No relationship was found between scores on any of the neuropsychological test variables and the extent of work resumption. Nor was the extent of subjective cognitive problems related to work resumption. A similar absence of relationships was shown in our previous baseline and follow-up studies of essentially the same group of patients (Österberg et al., 2009, 2012). It is conceivable that a number of factors besides cognitive capacities determine the decision or ability to return to work (e.g. economic and social incentives).

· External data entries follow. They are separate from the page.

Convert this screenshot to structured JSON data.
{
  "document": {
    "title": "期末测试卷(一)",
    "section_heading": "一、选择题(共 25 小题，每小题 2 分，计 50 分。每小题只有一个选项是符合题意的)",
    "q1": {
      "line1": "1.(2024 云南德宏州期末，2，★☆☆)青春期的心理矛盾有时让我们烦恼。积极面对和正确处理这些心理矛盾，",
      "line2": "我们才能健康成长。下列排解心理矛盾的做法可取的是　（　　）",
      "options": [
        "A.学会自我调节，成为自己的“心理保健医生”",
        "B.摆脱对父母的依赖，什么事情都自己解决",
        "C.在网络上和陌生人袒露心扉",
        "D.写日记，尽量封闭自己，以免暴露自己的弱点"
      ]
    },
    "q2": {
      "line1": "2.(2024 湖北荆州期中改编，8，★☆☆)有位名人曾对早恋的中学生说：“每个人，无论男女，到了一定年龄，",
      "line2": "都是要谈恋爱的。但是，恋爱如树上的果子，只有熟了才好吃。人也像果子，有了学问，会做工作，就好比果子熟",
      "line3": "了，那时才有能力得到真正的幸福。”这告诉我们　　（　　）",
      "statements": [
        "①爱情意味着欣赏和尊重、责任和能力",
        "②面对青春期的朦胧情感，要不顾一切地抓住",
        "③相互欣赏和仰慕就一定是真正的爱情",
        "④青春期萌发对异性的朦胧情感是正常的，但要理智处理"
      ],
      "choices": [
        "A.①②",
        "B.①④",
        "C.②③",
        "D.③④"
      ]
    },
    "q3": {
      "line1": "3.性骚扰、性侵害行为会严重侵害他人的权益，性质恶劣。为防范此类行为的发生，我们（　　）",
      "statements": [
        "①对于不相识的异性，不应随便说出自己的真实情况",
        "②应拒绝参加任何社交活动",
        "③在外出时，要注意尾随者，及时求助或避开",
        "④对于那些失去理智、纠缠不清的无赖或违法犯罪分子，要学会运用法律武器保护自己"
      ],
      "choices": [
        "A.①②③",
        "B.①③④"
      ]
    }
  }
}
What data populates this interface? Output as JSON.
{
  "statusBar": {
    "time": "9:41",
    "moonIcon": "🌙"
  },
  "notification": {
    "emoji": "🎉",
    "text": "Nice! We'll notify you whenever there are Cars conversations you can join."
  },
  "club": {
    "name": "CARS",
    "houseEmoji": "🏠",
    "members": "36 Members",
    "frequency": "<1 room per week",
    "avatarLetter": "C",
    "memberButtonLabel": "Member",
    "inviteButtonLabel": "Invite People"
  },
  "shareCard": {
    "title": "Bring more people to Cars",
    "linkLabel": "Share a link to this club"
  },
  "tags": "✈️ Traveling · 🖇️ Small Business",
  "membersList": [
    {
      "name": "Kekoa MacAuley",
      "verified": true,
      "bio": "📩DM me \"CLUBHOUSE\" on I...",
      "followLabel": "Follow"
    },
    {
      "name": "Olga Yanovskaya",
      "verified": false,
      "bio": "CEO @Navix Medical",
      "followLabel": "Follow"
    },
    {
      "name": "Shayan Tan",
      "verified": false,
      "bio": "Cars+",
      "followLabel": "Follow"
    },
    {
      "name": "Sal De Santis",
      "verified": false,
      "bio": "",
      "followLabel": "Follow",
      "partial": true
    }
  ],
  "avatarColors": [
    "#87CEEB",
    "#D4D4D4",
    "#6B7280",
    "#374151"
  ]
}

One strength of the present study was the broad array of cognitive domains explored, using 14 neuropsychological tests, providing no fewer than 53 variables. Only the studies by Sandström et al. (2005) and Öhman et al. (2007) used test batteries of a similar size. We chose this comprehensive set of tests in order to examine as many aspects of cognitive functioning as possible and to facilitate a fine-grained analysis. The downside to this approach is of course the risk of mass significance, possibly introducing spurious group differences among the large number of analyses carried out. We recommend, therefore, that readers primarily consider the general pattern of statistically significant findings across cognitive domains. As mentioned, a clear pattern of inferior scores on attention test parameters of the reaction time type (APT RT-2, RT-Inhib and IVA) appeared in the group of former WSRE patients, though the effect sizes were, at best, moderate (medium). We consider this coherent pattern of slight deviations in attention tests to be the main outcome of the study, and not the presence/absence of group differences in isolated variables. Concerning the 5-item questionnaire on everyday memory problems, large group differences/effect sizes were observed, which would have remained statistically significant also after correction for mass significance using, for example, Bonferroni correction.

It might also be questioned whether it was appropriate to include the 13% of former WSRE patients who still met the exhaustion disorder criteria (Socialstyrelsen, 2003). We dealt with this issue in our previous follow-up paper (Österberg et al., 2012), showing that the general pattern of recovery also included this subset of participants. To avoid selection effects, we chose not to remove this subset from the study group.

An important reservation must also be made concerning the issue of causality in relation to our findings. It is possible that a slight deficit in executive functioning was present long before the patients developed WSRE, and that such a deficit can predispose individuals to develop WSRE (Bridger et al., 2011). However, in a previous paper (Österberg et al., 2012), we were able to show clear within-group improvements from baseline (acute WSRE) to follow-up on several tests of short-term memory and attention. This suggests that some degree of cognitive impairment was in fact present in the acute phases of WSRE, making it reasonable to assume that the present results actually do represent a minor neuropsychological sequela of WSRE.

Conclusions

With regard to some aspects of attention, former WSRE patients still performed at levels slightly lower than controls after a 2-year period, during which substantial recovery and – in most cases – successful return to work had been achieved. Although the initial impairment in early/acute stages of WSRE seems to be mainly reversible (Österberg et al., 2012), a minor attention deficit may persist for long periods, possibly having consequences for regaining full work capacity.

Declaration of interest

The authors report no conflicts of interest. The authors alone are responsible for the content and writing of the article. The study was supported by the Swedish Council for Working Life and Social Research (reg. no. 2006-0213) and Skane County Council’s Research and Development Foundation.

Acknowledgements

Thanks are due to Birgitta Pålsson, BSc, Birgitta Malmberg, PhD, MD, Ylva Oudin, MD, Eva Tekavec, MD, Anna-Therese Gunnskog, MD, Jonatan Axelsson, MD and Kristin Mattson, MD, for medical assessments, and to Lisbeth Prahl for administrative work. Thanks also to Anna Stigsdotter Neely, Umeå University, for supplying the 5-QEMP questionnaire.